La teleportación o teletransporte (TP) es uno de los más viejos sueños del ser humano. Aunque la teleportación cuántica se venía ensayando desde el siglo XX, el primer experimento significativo sucedió en 2006 cuando el profesor Eugene Polzik, del Instituto Niels Bohr de la Universidad de Copenhague, consiguió teleportar un objeto diminuto, pero macroscópico, a una distancia de medio metro, utilizando la luz como vehículo transmisor de la información del objeto. Sin embargo sólo fue a partir de 2067, con el descubrimiento de las insospechadas cualidades de potenciación lumínica del astato, un elemento extremadamente raro en la Tierra pero relativamente abundante en las minas de Titán, cuando la teleportación dio un salto de gigante.

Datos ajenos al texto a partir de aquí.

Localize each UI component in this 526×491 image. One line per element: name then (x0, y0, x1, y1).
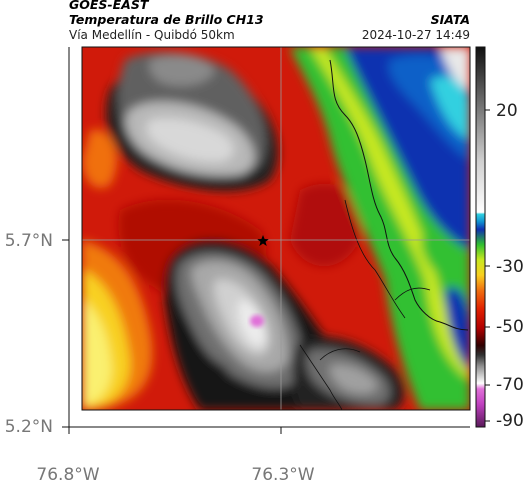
lon-label-76-8: 76.8°W (36, 465, 100, 485)
region-subtitle: Vía Medellín - Quibdó 50km (69, 28, 235, 42)
black-star-icon (257, 235, 269, 246)
satellite-title: GOES-EAST (69, 0, 149, 12)
org-label: SIATA (430, 12, 470, 27)
timestamp-label: 2024-10-27 14:49 (361, 28, 470, 42)
product-title: Temperatura de Brillo CH13 (69, 12, 264, 27)
lat-label-5-7: 5.7°N (4, 231, 53, 251)
brightness-temperature-field (82, 47, 470, 410)
colorbar-tick-minus90: -90 (496, 411, 524, 431)
lat-label-5-2: 5.2°N (4, 417, 53, 437)
lon-label-76-3: 76.3°W (251, 465, 315, 485)
colorbar-tick-minus50: -50 (496, 317, 524, 337)
colorbar-tick-minus30: -30 (496, 257, 524, 277)
colorbar (475, 46, 490, 428)
colorbar-tick-20: 20 (496, 101, 518, 121)
map-frame (81, 46, 471, 411)
colorbar-tick-minus70: -70 (496, 375, 524, 395)
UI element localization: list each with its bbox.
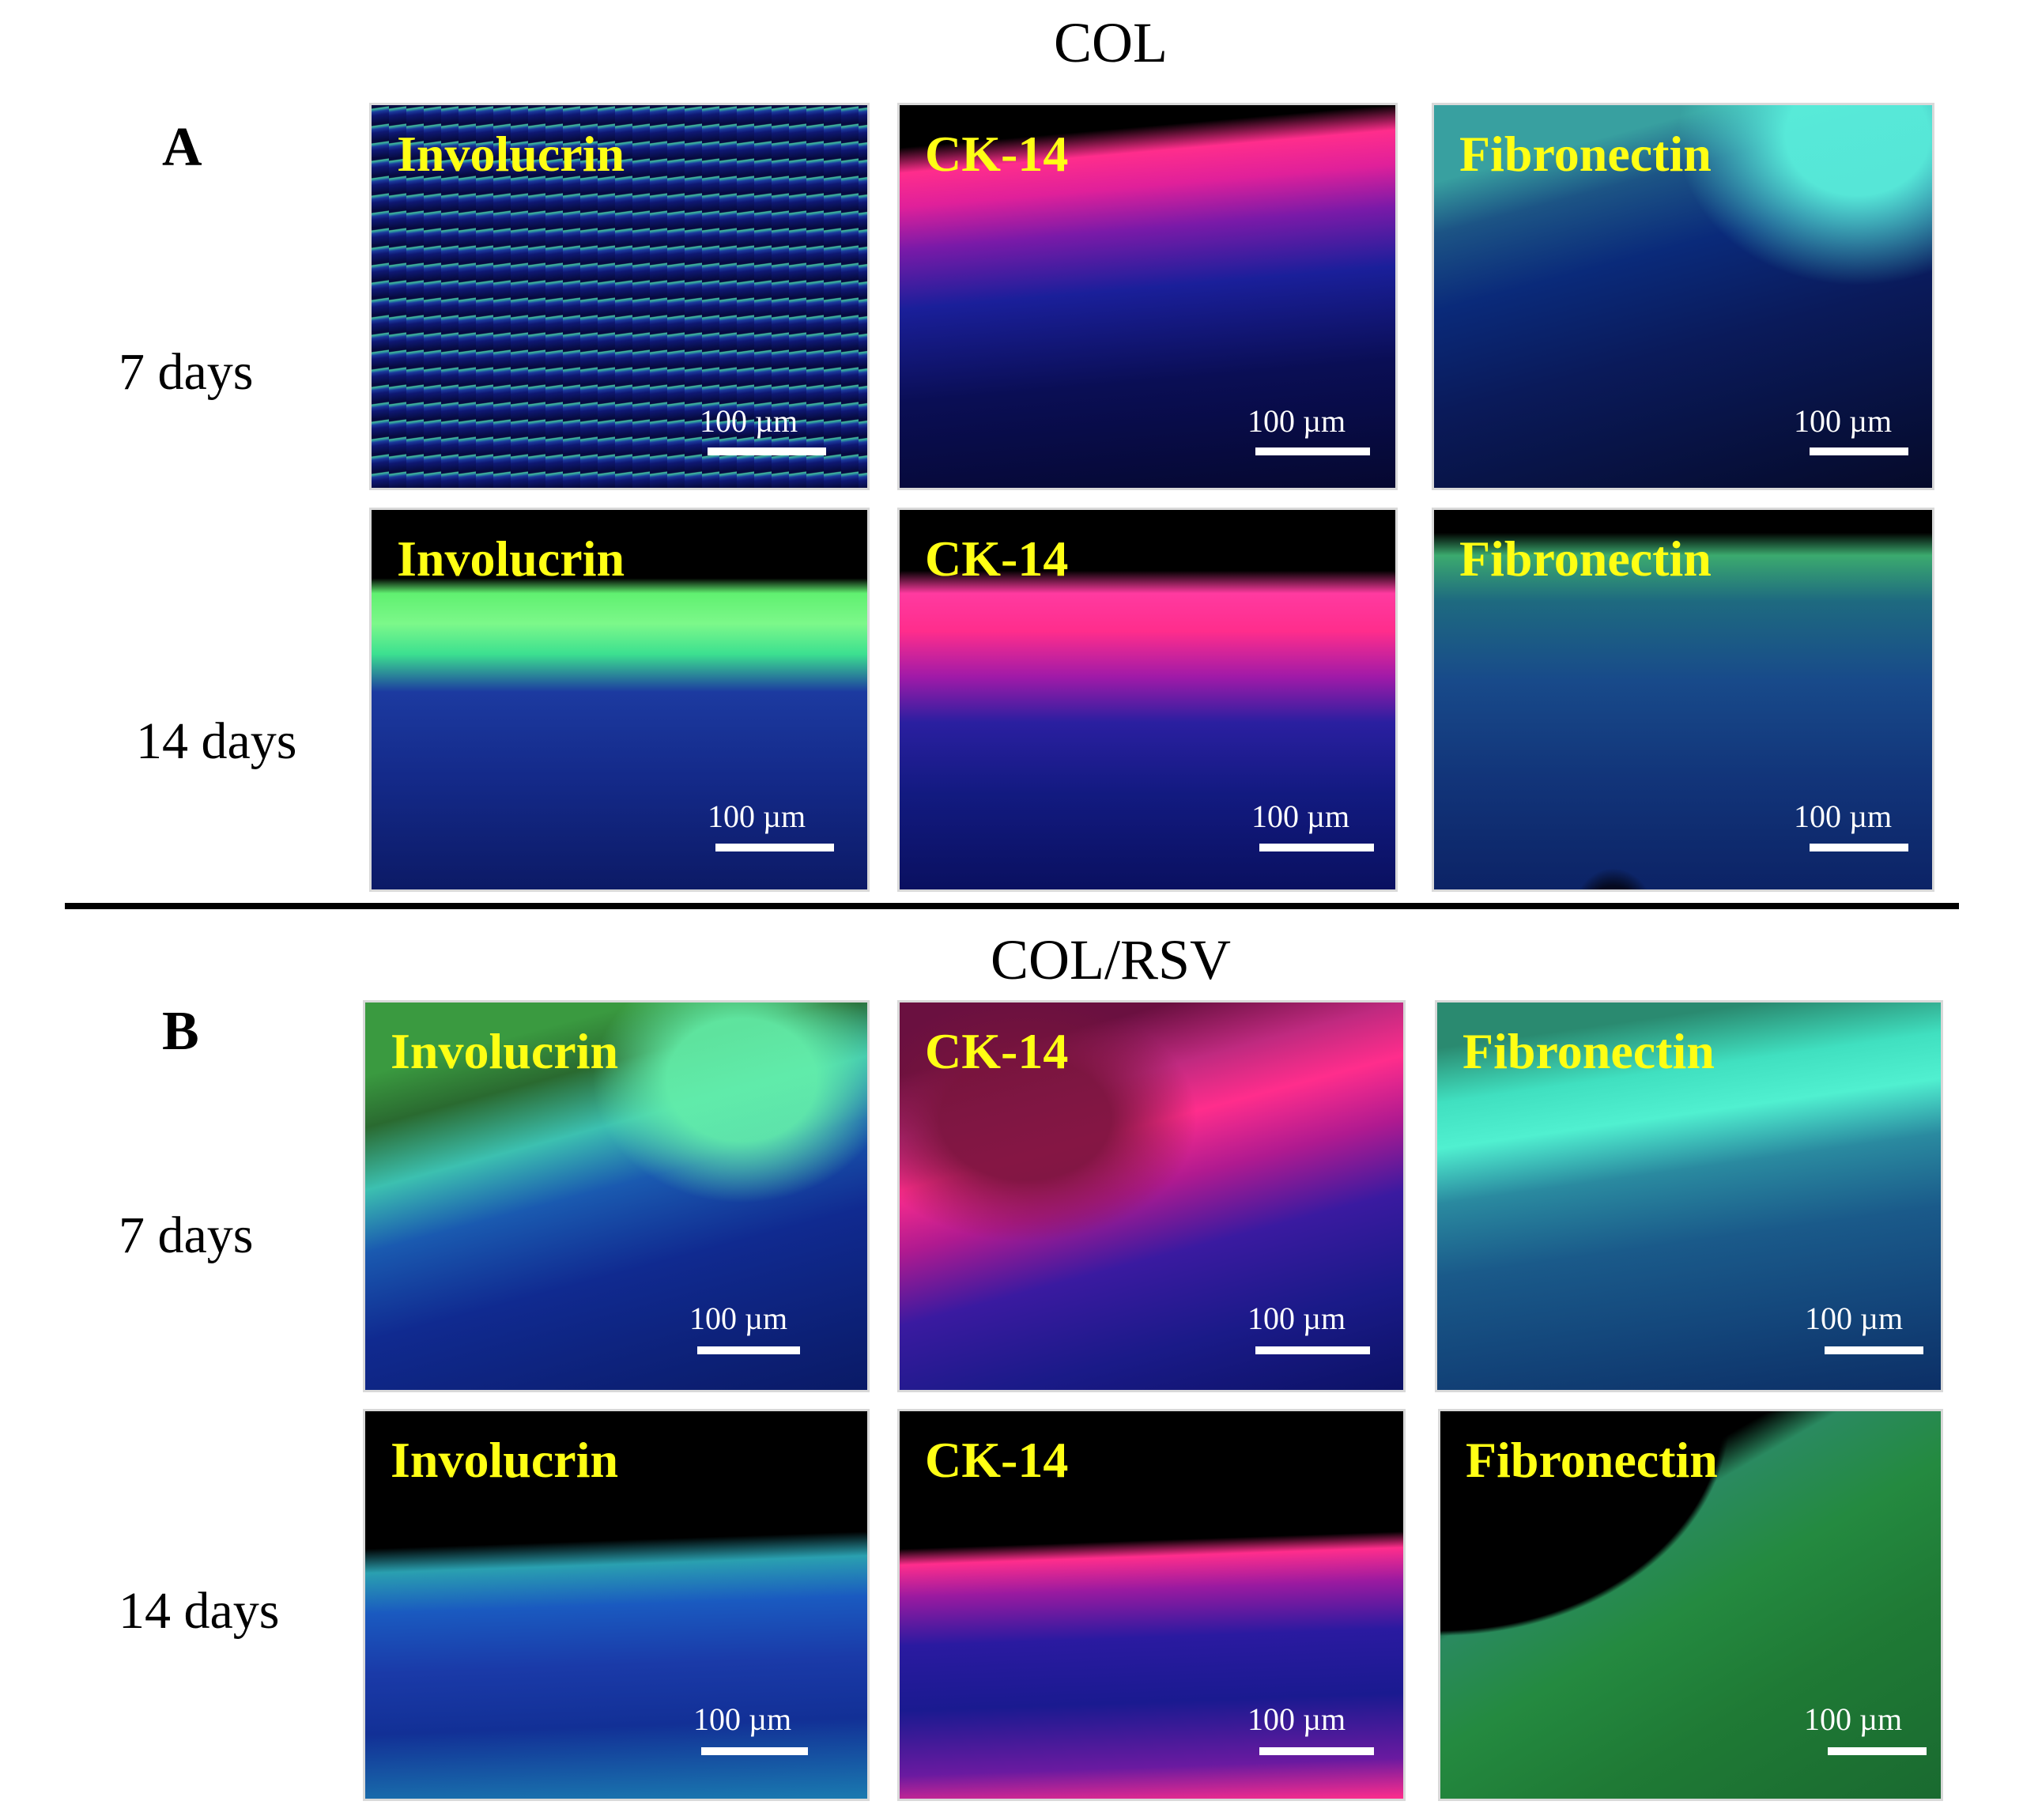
- row-label-a-14days: 14 days: [136, 712, 297, 770]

En 2073, con ayuda de la llamada lux densa, capaz de acarrear cien mil veces más información y de manera cien mil veces más estable que la luz láser, la profesora Darling Oumou Koité fue teleportada o tepeada, como también se dice en la actualidad, desde Bamako (Mali) al satélite saturnal Encelado. Fue la primera vez que se tepeó a un humano a través del espacio exterior.

A partir de entonces se desató entre los países de la Tierra un auténtico furor de exploración y conquista del Universo. Puesto que la teleportación anulaba las distancias y daba igual recorrer un kilómetro que un millón de kilómetros, las potencias terrícolas se enzarzaron en una carrera para colonizar planetas remotos y explotar sus recursos. Fue la llamada Fiebre del Cosmos, y se convirtió en una de las causas principales del desencadenamiento de las Guerras Robóticas, que arrasaron la Tierra desde 2079 hasta 2090. El teletransporte siempre tuvo elevados costes económicos, por lo que en general sólo se tepeaban equipos de exploración de dos o tres personas. Como apenas se disponía de información más o menos fiable de unos pocos centenares de planetas que pudieran resultar colonizables, no era raro que los enviados de varios países coincidieran en un objetivo, bien por casualidad o bien gracias al espionaje, con consecuencias a menudo violentas. Numerosos exploradores cayeron en combate o asesinados, y los repetidos incidentes diplomáticos fueron elevando la tensión mundial. A medida que los destinos más conocidos iban siendo tomados o se convertían en territorios en agria disputa, las potencias empezaron a arriesgar más y a mandar a sus exploradores a lugares más remotos e ignorados, lo que incrementó la ya elevada mortandad de los teleportados. En 2080, último año de la Fiebre del Cosmos, falleció el 98% de los exploradores de la Tierra (cerca de 8.200 individuos, casi todos ellos tecnohumanos), la mayoría simplemente desaparecidos tras el salto, tal vez desintegrados por error en el oscuro espacio intergaláctico, tal vez volatilizados en el acto al ser tepeados a un planeta inesperadamente abrasador.